Sunday, March 15, 2009

Multiple monitors as display devices

As near as I can tell (without having done any research in particular, which bias I readily admit), current trends in single-computer multiple-video output come in four general trends: Multiple terminals, Extended desktop, Display clones, and Custom solutions (the last being reserved for, for example, usb devices such as the Pertelian display). I think most people who have a second monitor get the same itchy feeling at least once--what else can we do with it? There's no good language to describe, or tool implementing, a properly flexible solution (IHNRTS*).

The idea has been itching in my mind for a while that the same windowing system should be able to run different display managers on different displays (where "the desktop" is an example of a display manager, as is any full-screen application, in particular ones that change the display resolution, such as full-screen games or video, or presentations). This effect can be mimicked with the extended desktop to a limited degree, but the extended desktop is limited for one very important reason: there is exactly one meaningful way of switching input focus from one monitor to the next, which is limited by the metaphor of the extended desktop which is broken when an application other than the desktop takes exclusive control of the input.

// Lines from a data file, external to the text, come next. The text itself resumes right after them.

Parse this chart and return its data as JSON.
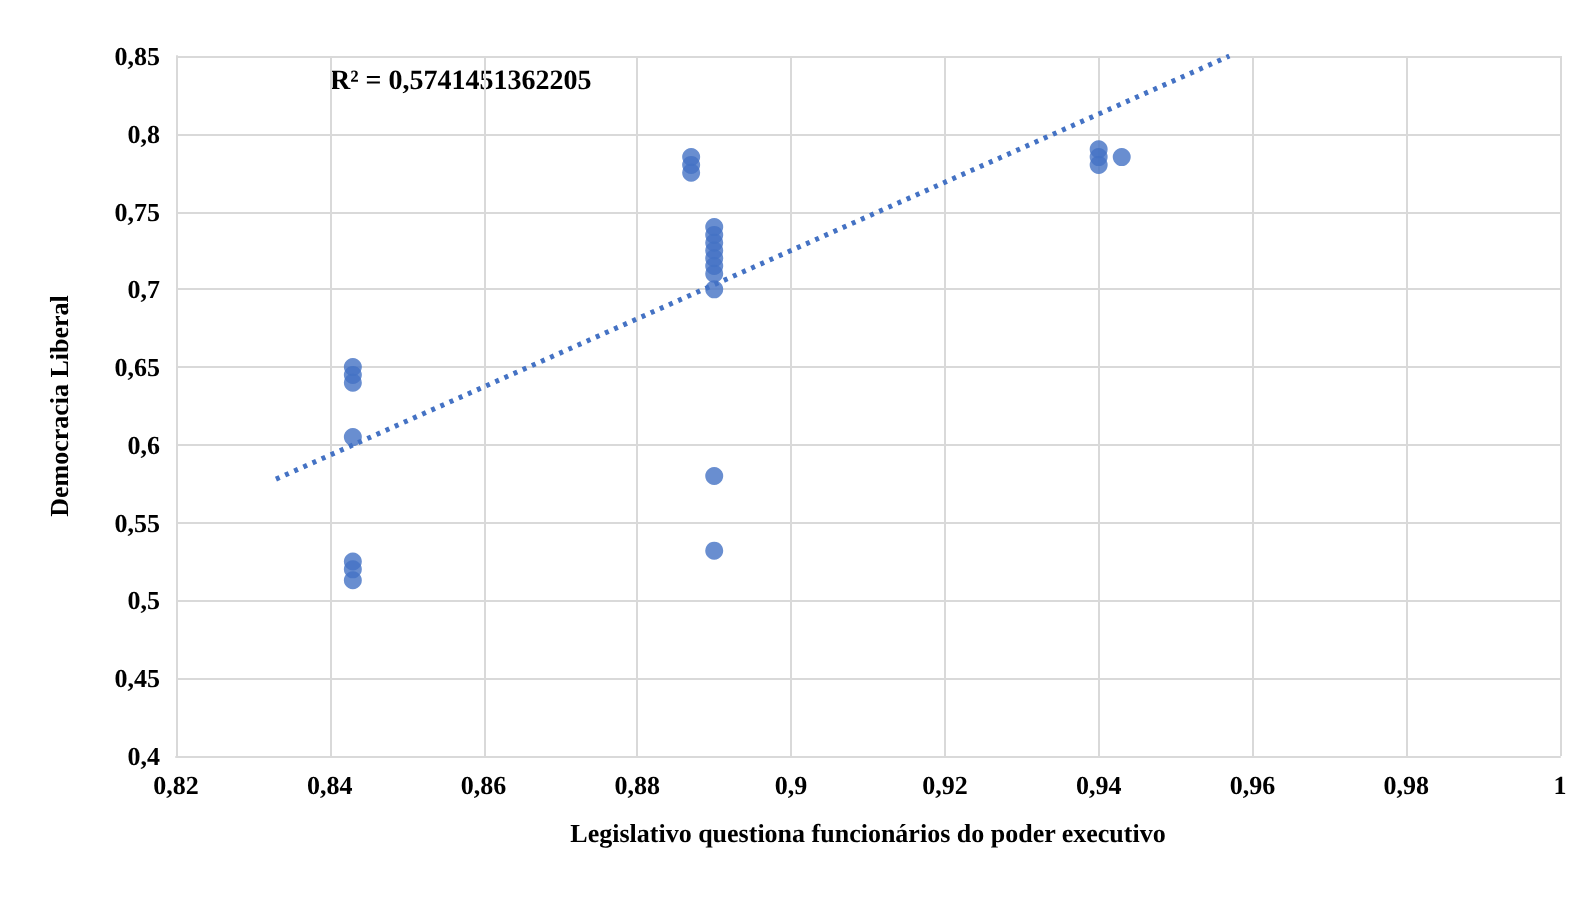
{
  "chart_data": {
    "type": "scatter",
    "xlabel": "Legislativo questiona funcionários do poder executivo",
    "ylabel": "Democracia Liberal",
    "annotations": [
      "R² = 0,5741451362205"
    ],
    "series": [
      {
        "color": "#4472c4",
        "marker": "circle",
        "x": [
          0.843,
          0.843,
          0.843,
          0.843,
          0.843,
          0.843,
          0.843,
          0.887,
          0.887,
          0.887,
          0.89,
          0.89,
          0.89,
          0.89,
          0.89,
          0.89,
          0.89,
          0.89,
          0.89,
          0.89,
          0.94,
          0.94,
          0.94,
          0.943
        ],
        "values": [
          0.65,
          0.645,
          0.64,
          0.605,
          0.525,
          0.52,
          0.513,
          0.785,
          0.78,
          0.775,
          0.74,
          0.735,
          0.73,
          0.725,
          0.72,
          0.715,
          0.71,
          0.7,
          0.58,
          0.532,
          0.79,
          0.785,
          0.78,
          0.785
        ]
      },
      {
        "type": "line",
        "color": "#4472c4",
        "marker": "none",
        "line_style": "dotted",
        "x": [
          0.833,
          0.957
        ],
        "values": [
          0.578,
          0.85
        ]
      }
    ],
    "xlim": [
      0.82,
      1
    ],
    "xticks": [
      {
        "value": 0.82,
        "label": "0,82"
      },
      {
        "value": 0.84,
        "label": "0,84"
      },
      {
        "value": 0.86,
        "label": "0,86"
      },
      {
        "value": 0.88,
        "label": "0,88"
      },
      {
        "value": 0.9,
        "label": "0,9"
      },
      {
        "value": 0.92,
        "label": "0,92"
      },
      {
        "value": 0.94,
        "label": "0,94"
      },
      {
        "value": 0.96,
        "label": "0,96"
      },
      {
        "value": 0.98,
        "label": "0,98"
      },
      {
        "value": 1,
        "label": "1"
      }
    ],
    "ylim": [
      0.4,
      0.85
    ],
    "yticks": [
      {
        "value": 0.4,
        "label": "0,4"
      },
      {
        "value": 0.45,
        "label": "0,45"
      },
      {
        "value": 0.5,
        "label": "0,5"
      },
      {
        "value": 0.55,
        "label": "0,55"
      },
      {
        "value": 0.6,
        "label": "0,6"
      },
      {
        "value": 0.65,
        "label": "0,65"
      },
      {
        "value": 0.7,
        "label": "0,7"
      },
      {
        "value": 0.75,
        "label": "0,75"
      },
      {
        "value": 0.8,
        "label": "0,8"
      },
      {
        "value": 0.85,
        "label": "0,85"
      }
    ],
    "grid": true
  }
}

It's been technically possible to connect two or more keyboards or mice to the same computer for ages, but there has never been a good reason--unless you want to run a mainframe with multiple sessions running, the clutter is meaningless and adds to frustration and confusion more than anything else. There is little reason not to have only one full-sized keyboard--you will only be doing one thing that needs full access to it at once, unless you're a mythical prodigy typing on four keyboards with your hands and feet and mousing with your knees and elbows, or are doing independent work in more than one context, in which case it is likely that more than one computer is a viable solution.

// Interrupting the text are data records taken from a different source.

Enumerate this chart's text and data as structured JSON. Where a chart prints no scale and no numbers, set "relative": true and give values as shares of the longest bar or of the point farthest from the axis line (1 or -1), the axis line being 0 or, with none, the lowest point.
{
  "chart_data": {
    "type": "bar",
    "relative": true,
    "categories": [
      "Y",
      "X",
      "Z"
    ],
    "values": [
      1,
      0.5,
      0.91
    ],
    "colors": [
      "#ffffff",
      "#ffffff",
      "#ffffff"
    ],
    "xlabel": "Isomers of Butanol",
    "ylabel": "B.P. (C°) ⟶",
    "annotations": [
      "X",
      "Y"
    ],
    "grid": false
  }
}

Imagine, however, that you have a second--or third--monitor which doesn't have the capabilities of a full desktop, and is merely a display to which you send tool windows and other informative applications so that they do not clutter your workspace. When running in an extended desktop situation, it is fine to use your primary mouse between the monitors to click options and rearrange the windows a bit--however, run a full-screen game on your primary monitor and you'll see, among other things, that your primary input is now captured and you have no feasable way to interact with it without the dreaded resolution switch back to the desktop, wasting precious seconds and interrupting whatever internal context the game may have. Surely a second mouse could have a use here, but as it stands the primary display manager captures all input, and the tertiary display manager on your other monitor has no independent ability to strip the primary display of the input focus of even redundant input devices.

Thus we get to the proposed solution: a meta-display manager behind the desktop, which is reponsible for determining which display managers have control over what output devices, and which manages input devices configurably--including switching the primary input devices between contexts, and assigning a secondary input device to the nonprimary display, and changing input and output mappings when a new program gains or loses control of one or more resources.

Unfortunately, it may require new APIs as well. Imagine, for example, that you wanted your instant messaging program to have a tool window on a tertiary display while its main window remains on the desktop. Even assuming that the same window-drawing capabilties are granted to the display manager on the tertiary display, how do you programmatically determine or specify which output device you want the new tool to be displayed on? If the tool-window display manager is not part of the operating system, or otherwise not part of the basic windowing library, then any windowing operations will have to be done through its own set of libraries instead of directly through the windowing system. Although this will create increased overhead, most likely these tool windows will not be graphically taxing or real-time, so it is not likely that a slight performance hit will be problematic.

As it is currently envisioned, the only principle problem that this solves is maintaining user interactivity across multiple contexts when one context takes full control of normal user I/O, although it also offers an API which unifies control of non-primary display devices in a way that is not fundamentally different from the APIs used to manipulate primary displays. Whether more can come of this solution is a question that might best be answered in the process of its implementation.

Irrespective, it is an idea to be taken seriously, and a potential that could be fascinatingly useful.